Mexico in de Tweede Wereldoorlog
Mexico was in de Tweede Wereldoorlog aanvankelijk neutraal, maar sloot zich in 1942 aan bij de geallieerden.
Voorgeschiedenis
Mexico had vanaf 1910 een revolutie meegemaakt die ontstaan was als verzet tegen dictator Porfirio Díaz en culmineerde in de proclamatie van een nieuwe grondwet in 1917. Nadat het revolutionaire animo rond 1930 was gedaald, trad in 1934 de hervormingsgezinde en charismatische president Lázaro Cárdenas aan, die veel van de niet nagekomen beloftes alsnog werkelijkheid wilde laten worden en een van de populairste presidenten van Mexico zou worden. Cárdenas gaf zijn goedkeuring aan stakingen en deelde land uit aan landloze boeren. Cárdenas hervormde de regerende Partij van de Mexicaanse Revolutie (PRM), en gaf het een corporatistisch karakter, verdeeld in boeren-, arbeiders-, volks- en aanvankelijk ook militaire belangengroepen.
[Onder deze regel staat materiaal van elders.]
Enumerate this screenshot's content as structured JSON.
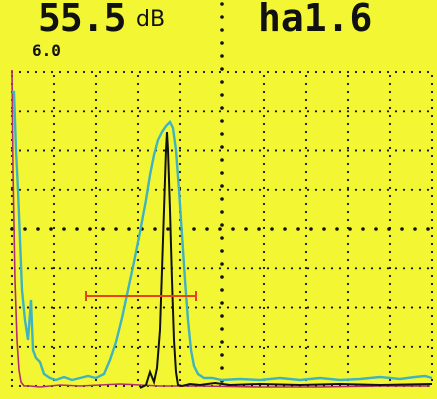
{
  "readouts": {
    "gain_value": "55.5",
    "gain_unit": "dB",
    "ha_value": "ha1.6",
    "range_value": "6.0"
  },
  "colors": {
    "screen_background": "#f3f733",
    "grid_dots": "#111111",
    "trace_cyan": "#3fb3bf",
    "trace_black": "#111111",
    "trace_magenta": "#b0306e",
    "gate_red": "#e8441c"
  },
  "display": {
    "grid": "dotted",
    "divisions_horizontal": 10,
    "divisions_vertical": 8,
    "traces": [
      "cyan-echo",
      "black-echo",
      "magenta-echo"
    ],
    "gate": "red-gate-bar"
  }
}
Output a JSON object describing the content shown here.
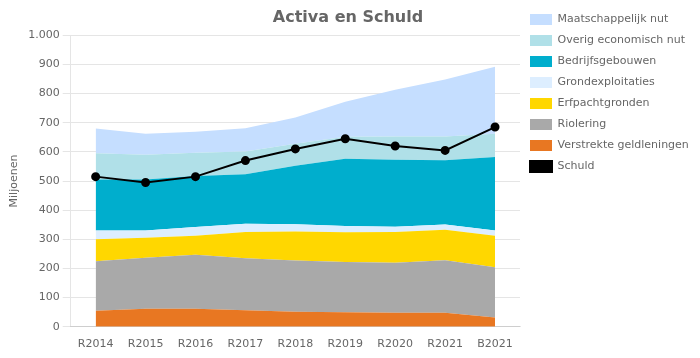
{
  "chart_data": {
    "type": "area",
    "title": "Activa en Schuld",
    "ylabel": "Miljoenen",
    "categories": [
      "R2014",
      "R2015",
      "R2016",
      "R2017",
      "R2018",
      "R2019",
      "R2020",
      "R2021",
      "B2021"
    ],
    "stacked": true,
    "series": [
      {
        "name": "Verstrekte geldleningen",
        "type": "area",
        "color": "#E87722",
        "values": [
          55,
          62,
          62,
          57,
          52,
          50,
          48,
          48,
          32
        ]
      },
      {
        "name": "Riolering",
        "type": "area",
        "color": "#A9A9A9",
        "values": [
          170,
          175,
          185,
          178,
          175,
          172,
          172,
          180,
          172
        ]
      },
      {
        "name": "Erfpachtgronden",
        "type": "area",
        "color": "#FFD700",
        "values": [
          75,
          68,
          65,
          90,
          100,
          102,
          105,
          105,
          108
        ]
      },
      {
        "name": "Grondexploitaties",
        "type": "area",
        "color": "#DDEEFF",
        "values": [
          30,
          25,
          30,
          28,
          25,
          22,
          18,
          18,
          18
        ]
      },
      {
        "name": "Bedrijfsgebouwen",
        "type": "area",
        "color": "#00AECD",
        "values": [
          175,
          175,
          175,
          170,
          200,
          230,
          230,
          220,
          252
        ]
      },
      {
        "name": "Overig economisch nut",
        "type": "area",
        "color": "#B0E0E8",
        "values": [
          90,
          85,
          80,
          78,
          76,
          76,
          80,
          82,
          80
        ]
      },
      {
        "name": "Maatschappelijk nut",
        "type": "area",
        "color": "#C5DEFF",
        "values": [
          85,
          72,
          72,
          80,
          90,
          120,
          160,
          195,
          230
        ]
      },
      {
        "name": "Schuld",
        "type": "line",
        "color": "#000000",
        "marker": "circle",
        "line_style": "solid",
        "values": [
          515,
          495,
          515,
          570,
          610,
          645,
          620,
          605,
          685
        ]
      }
    ],
    "ylim": [
      0,
      1000
    ],
    "yticks": [
      0,
      100,
      200,
      300,
      400,
      500,
      600,
      700,
      800,
      900,
      {
        "value": 1000,
        "label": "1.000"
      }
    ],
    "grid": true,
    "legend": "right"
  }
}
Nationalisatie van de aardolie
In een conflict over loon en arbeidsvoorwaarden tussen Mexicaanse arbeiders en buitenlandse oliemaatschappijen stelde het Hooggerechtshof de arbeiders in het gelijk. De oliemaatschappijen weigerden hieraan te voldoen. Cárdenas bood aan te onderhandelen, en verklaarde een einde te zullen maken aan de stakingen indien de oliemaatschappijen 26 miljoen peso in achterstallig loon zouden betalen. De oliemaatschappijen gaven echter aan Cárdenas niet te vertrouwen, waarna Cárdenas op 18 maart 1938 overging tot nationalisatie van de aardolie, zoals al voorgeschreven was in de grondwet van 1917.
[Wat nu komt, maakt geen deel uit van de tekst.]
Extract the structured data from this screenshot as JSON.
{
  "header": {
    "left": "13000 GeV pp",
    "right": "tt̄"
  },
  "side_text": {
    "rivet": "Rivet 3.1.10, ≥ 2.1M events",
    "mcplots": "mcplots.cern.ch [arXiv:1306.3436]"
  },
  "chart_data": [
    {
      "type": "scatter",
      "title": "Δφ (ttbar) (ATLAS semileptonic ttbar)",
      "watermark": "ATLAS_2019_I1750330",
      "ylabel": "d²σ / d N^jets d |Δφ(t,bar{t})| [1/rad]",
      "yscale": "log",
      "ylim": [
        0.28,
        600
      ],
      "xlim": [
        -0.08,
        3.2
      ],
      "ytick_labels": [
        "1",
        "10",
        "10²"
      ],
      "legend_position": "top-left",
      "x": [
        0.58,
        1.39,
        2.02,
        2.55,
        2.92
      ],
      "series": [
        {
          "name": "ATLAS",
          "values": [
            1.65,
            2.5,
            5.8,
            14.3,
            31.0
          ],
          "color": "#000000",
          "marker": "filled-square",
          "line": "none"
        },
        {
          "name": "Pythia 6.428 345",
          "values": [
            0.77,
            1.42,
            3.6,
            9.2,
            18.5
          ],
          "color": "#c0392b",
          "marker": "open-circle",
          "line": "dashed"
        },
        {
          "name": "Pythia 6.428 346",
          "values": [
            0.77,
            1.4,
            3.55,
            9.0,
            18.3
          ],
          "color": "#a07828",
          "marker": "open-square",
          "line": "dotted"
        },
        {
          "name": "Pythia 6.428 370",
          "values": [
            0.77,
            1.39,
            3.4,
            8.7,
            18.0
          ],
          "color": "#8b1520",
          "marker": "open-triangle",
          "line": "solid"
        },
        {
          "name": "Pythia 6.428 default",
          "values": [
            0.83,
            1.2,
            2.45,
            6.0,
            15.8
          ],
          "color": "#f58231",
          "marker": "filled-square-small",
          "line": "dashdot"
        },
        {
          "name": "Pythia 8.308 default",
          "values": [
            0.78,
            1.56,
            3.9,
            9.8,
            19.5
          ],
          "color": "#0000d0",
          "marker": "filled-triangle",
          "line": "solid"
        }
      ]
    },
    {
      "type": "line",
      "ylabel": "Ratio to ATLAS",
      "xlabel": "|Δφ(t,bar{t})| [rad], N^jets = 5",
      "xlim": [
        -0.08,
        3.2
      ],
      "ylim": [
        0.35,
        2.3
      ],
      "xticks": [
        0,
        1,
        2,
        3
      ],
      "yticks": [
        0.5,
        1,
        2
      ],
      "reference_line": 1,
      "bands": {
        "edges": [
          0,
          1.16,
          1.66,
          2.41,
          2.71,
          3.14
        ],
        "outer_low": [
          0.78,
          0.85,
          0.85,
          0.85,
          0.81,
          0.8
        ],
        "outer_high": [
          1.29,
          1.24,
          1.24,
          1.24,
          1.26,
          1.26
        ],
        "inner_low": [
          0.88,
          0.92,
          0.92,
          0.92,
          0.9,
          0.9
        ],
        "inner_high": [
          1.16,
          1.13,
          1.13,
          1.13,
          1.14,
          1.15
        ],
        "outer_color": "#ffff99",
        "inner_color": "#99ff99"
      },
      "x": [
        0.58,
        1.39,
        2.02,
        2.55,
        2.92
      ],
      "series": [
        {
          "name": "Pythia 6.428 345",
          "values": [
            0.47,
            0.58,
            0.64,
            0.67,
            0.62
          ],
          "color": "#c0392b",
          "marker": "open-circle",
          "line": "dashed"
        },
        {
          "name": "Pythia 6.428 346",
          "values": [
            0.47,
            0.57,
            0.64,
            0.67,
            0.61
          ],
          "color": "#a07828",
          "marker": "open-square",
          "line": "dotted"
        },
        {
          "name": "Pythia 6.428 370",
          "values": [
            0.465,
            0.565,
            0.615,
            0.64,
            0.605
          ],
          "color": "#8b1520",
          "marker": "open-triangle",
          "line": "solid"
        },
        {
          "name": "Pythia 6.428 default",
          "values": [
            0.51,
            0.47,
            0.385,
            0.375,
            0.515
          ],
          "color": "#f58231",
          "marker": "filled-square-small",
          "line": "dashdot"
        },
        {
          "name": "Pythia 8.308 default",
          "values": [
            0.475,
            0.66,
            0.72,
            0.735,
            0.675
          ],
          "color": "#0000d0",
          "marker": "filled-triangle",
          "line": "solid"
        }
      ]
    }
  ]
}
Voor veel Mexicanen was de nationalisatie van de olie-industrie het hoogtepunt van Cárdenas' regering en de bekroning op de revolutie, maar internationale regeringen waren minder te spreken over Cárdenas' daad. Het Verenigd Koninkrijk en Nederland verbraken de diplomatieke betrekkingen met Mexico. Ook in de Verenigde Staten gingen stemmen op om de banden met Mexico te verbreken, en sommige oliebazen lobbyden zelfs voor een invasie in Mexico of het verlenen aan steun voor Saturnino Cedillo, die wegens de nationalisatie in opstand was gekomen, maar president Franklin D. Roosevelt besloot gezien de politieke situatie in Europa het conflict niet op de spits te drijven. Wanneer in Europa een oorlog zou uitbreken zou de olietoevoer uit het Midden-Oosten vrijwel zeker in gevaar komen, zodat de Verenigde Staten aangewezen zouden zijn op Mexicaanse olie. Bovendien zou een boycot tegen Mexico ertoe leiden dat nazi-Duitsland, Italië en Japan de belangrijkste afnemers zouden worden van Mexicaanse olie, wat inderdaad gebeurde. Na onderhandelingen kwamen Roosevelt en Cárdenas in 1940 een schadevergoeding overeen.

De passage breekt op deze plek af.